For the last couple of years we have had mostly theme workshops, like “research to support entrepreneurs,” “Services and resources for supporting job hunters,” and “Best practices in teaching business research”. This time we are dusting off an old favorite workshop topic: taking turns sharing and demonstrating new & useful websites, social networking, and productivity tools, as well as demoing newly discovered database searching tips and hidden gems in popular databases. The sharing often leads to good discussions about research strategies or competing sources.
After the catered lunch, Lynda Kellam, the enterprising Data Services Librarian here at UNCG, will lead us in hands-on training of the new American FactFinder interface. We will end the afternoon with some updates on NCLA and BLINC plans, and a discussion (and brainstorming?) lead by the upcoming officers on what BLINC should try to accomplish in the next two years.

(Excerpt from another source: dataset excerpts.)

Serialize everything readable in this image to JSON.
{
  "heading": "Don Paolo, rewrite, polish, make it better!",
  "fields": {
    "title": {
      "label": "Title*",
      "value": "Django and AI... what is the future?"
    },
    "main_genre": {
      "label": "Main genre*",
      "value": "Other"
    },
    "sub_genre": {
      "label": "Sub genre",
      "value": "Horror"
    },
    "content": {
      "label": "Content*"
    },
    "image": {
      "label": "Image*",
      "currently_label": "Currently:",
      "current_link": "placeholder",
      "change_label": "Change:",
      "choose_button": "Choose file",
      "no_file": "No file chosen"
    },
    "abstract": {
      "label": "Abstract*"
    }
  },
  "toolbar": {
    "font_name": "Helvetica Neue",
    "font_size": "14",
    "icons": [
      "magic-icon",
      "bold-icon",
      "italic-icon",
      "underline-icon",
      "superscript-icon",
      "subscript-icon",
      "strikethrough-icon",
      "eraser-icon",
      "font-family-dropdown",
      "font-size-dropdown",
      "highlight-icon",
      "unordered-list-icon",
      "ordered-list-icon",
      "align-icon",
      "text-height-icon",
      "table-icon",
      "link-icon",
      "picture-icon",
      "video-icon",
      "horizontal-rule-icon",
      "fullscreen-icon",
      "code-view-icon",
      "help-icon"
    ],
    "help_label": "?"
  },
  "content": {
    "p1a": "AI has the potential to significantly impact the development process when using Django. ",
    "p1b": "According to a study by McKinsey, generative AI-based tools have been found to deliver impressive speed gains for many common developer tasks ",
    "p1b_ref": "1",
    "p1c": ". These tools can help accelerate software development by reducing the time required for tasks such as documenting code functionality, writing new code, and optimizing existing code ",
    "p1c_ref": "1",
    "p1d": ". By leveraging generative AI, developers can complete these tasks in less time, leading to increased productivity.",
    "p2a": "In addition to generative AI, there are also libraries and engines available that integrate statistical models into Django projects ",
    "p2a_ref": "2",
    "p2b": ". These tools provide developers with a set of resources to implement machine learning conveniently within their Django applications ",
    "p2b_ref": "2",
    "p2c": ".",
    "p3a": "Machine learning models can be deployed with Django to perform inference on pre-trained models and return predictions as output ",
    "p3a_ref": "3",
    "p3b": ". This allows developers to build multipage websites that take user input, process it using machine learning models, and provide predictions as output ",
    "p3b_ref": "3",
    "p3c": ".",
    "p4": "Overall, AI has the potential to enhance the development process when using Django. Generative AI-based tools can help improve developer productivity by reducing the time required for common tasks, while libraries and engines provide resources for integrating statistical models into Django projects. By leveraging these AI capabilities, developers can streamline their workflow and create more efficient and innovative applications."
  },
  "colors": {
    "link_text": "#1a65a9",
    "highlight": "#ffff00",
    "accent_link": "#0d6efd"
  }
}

I’m prejudiced about this, of course, but BLINC has been a wonderful group of public, academic, and special librarians to work with over the last 8 years or so. The networking and sharing – especially given the diversity of our workplace settings, experiences, and subject knowledge – have been just as valuable as our formal programming.
On Friday I’ll post the links and other discoveries we shared in the morning session.